谭彦手指微动,牢房里响起淅淅索索的声音,有什么黑黑小小密密麻麻的东西爬向了阴影中的贾乐善。
谭彦高大的身影笼住念念,挡住了背后的动静。他去拉念念的手,念念下意识抽手躲了一下。谭彦向前一探,捉住了她的手,拉着她往外走。
念念已经尽量跨大步子了,但还是跟不上他的速度,有一种被拖着往前走的感觉。她心底一种恐慌油然而生,她叫道:“你慢点!”
谭彦不说话继续闷头往前走。
卡住的手腕被拽得通红,皮肤磨得又热又痛,她另一只手去掰谭彦的手指头却一点也掰不动。这点痛按理来说不难忍受,但此时她的害怕远远放大了这份疼痛。
她抽着气喊:“好痛,你松开,你弄疼我了!”
谭彦终于松开了手,回身俯视着她:“她又和你说了什么?”
念念感受到了极大的压迫感,结巴了一下:“什么也没,她没说。
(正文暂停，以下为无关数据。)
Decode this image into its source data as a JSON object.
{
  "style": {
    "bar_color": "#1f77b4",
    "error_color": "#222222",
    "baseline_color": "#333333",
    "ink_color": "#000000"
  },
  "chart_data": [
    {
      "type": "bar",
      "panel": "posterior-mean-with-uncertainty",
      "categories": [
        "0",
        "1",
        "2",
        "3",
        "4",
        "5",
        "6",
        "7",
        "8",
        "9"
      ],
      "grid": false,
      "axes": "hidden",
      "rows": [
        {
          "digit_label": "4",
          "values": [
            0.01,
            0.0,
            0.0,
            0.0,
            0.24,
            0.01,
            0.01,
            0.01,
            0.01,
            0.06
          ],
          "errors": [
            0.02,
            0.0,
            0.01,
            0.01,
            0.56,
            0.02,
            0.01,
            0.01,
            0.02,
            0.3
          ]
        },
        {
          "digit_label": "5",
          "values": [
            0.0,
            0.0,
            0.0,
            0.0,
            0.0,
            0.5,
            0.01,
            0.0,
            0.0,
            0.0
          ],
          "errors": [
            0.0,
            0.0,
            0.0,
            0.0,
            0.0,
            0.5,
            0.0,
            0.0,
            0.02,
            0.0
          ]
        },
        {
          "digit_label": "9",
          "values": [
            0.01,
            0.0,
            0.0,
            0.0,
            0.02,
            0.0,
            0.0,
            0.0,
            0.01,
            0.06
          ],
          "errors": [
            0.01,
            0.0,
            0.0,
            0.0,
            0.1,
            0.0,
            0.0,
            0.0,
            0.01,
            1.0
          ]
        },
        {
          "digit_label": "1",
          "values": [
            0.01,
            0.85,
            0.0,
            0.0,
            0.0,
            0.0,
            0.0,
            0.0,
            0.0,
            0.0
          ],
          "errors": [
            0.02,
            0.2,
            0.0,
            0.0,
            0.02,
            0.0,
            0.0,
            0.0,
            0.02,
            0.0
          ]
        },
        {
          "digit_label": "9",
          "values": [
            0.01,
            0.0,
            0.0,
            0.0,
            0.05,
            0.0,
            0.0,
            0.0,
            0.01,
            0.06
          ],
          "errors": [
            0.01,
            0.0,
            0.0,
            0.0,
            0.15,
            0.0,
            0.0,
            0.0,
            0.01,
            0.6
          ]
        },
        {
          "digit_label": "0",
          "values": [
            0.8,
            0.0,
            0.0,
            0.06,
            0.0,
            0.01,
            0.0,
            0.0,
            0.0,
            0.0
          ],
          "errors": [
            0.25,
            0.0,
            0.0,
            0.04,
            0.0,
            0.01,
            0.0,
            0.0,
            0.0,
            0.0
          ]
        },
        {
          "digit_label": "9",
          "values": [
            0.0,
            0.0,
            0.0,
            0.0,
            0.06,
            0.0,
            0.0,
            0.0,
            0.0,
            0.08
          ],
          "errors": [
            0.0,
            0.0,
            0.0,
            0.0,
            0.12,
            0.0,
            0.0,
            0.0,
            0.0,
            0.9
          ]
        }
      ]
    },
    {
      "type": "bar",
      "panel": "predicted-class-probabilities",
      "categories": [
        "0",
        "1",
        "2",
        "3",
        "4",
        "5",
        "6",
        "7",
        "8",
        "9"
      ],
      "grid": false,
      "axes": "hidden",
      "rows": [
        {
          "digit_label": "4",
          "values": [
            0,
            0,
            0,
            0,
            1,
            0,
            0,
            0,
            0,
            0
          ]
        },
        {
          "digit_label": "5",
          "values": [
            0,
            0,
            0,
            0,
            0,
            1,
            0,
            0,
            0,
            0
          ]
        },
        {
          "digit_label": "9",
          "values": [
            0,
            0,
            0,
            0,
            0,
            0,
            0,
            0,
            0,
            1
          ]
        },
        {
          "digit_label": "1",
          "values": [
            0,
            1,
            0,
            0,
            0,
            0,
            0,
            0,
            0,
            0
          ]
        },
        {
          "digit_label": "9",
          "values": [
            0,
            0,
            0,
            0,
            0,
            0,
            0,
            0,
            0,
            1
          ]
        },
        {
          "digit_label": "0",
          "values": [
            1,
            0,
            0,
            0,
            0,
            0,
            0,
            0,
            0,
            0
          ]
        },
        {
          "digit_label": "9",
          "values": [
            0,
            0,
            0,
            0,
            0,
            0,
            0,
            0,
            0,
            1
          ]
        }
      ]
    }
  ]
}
”
见谭彦没有回应,她抬眼看着他的眼眸,又补充了一句:“真的。她说她就是在骗我。”
谭彦阴沉的眼眸瞬间又变得柔情似水起来,他抬手揉了揉念念的头发:“我相信你不会骗我。”
紧接着他又叹息一声:“可是你为什么不听我的话呢?就仗着我不会打你,不会惩罚你吗?那样你下次还是会犯错的。”
之后谭彦不言不语跟着念念往寝宫走,念念刚跨进房间,身后的房门就突然自己关上了。念念心觉不好,回身推门,门没有上锁,可就是推不开。
“咚”一声,听起来应该是落雪重重跪在了外面凹凸不平的石板路上。
“东皇,奴婢看顾不利,都是奴婢不好!奴婢愿领最终的责罚,但这些天小姐肯定习惯奴婢的照顾了,还求东皇饶奴婢一命!”
“我最讨厌聒噪。”谭彦冷漠的声音说道。
落雪立刻不敢说话了,院子里只剩抑制不住的抽泣声和额头用力磕在地上的声音。
过了一阵,谭彦道:“既然你自愿领罚,那我就成全你吧。”
很快外面响起了抽打声,以及落雪凄厉的叫声。
念念拍着门喊道:“别打了,都是我的错,落雪她不知情的!”
外面的抽打声没有停下,反而更重了。
落雪的尖叫声听得念念头皮发麻,她的眼泪也跟着落了下来:“别打了,求求你,要罚就罚我吧!”
落雪的嗓子喊哑了后,抽打声停了下来,但外面的动静并没有停下来,他正在用一种念念听不出来的方法折磨落雪。
落雪的声音断断续续,听得人后牙发酸。
“小姐救我!”
“我受不了了!”
“给我个痛快吧,让我死吧!求求你。”
念念抠着门的指甲发白,脸色铁青,腿发软,已经瘫坐在了门边的地上,这不比自己受刑好过。
人生地不熟的,这些天相处下来自己只有和落雪熟悉一些,她不想看见落雪因为自己受折磨。可现在她又能做什么呢?
她冲到桌边把椅子往地上重重一摔,摔得四分五裂。这动静不小,外面的声音停了停。她捡起一条木腿,往自己腿上抽去,她的吃痛声随木腿断裂的声音一同响起。
念念咬着后槽牙大声道:“我自己犯的错自己受罚。你不停手,我就一直打到你停手为止!”虽然她依旧觉得自己并没有做错什么,但此时她想不到更好的办法。
外面的果然停了下来,卧房门打开,谭彦从她手中夺下了裂成两半的木腿。“为防止你又出什么意外,出发之前你就不要离开你的寝宫了。”
念念恢复体力走到外面的时候,落雪已经被抬回自己的房间了。谭彦又指派了新的侍女,暂时来伺候她。
晚上念念偷跑到落雪的房间为昏迷不醒的她上药。她身上可以说是体无完肤,药擦过每一条伤口的时候仿佛伤在自己身上。触目惊心的伤口冲击着念念的内心,也改变着她的想法。
大雪落到白练峰上,一夜过后完美诠释了“白练”一词。
房间里那些扎人眼的东西每天撤去一点,最后变回了干干净净,没有任何装饰的客堂。
百部自认笨拙,想不出什么好办法,只好每日给十爷读信。好的坏的都是生活,都比毫无波澜要好。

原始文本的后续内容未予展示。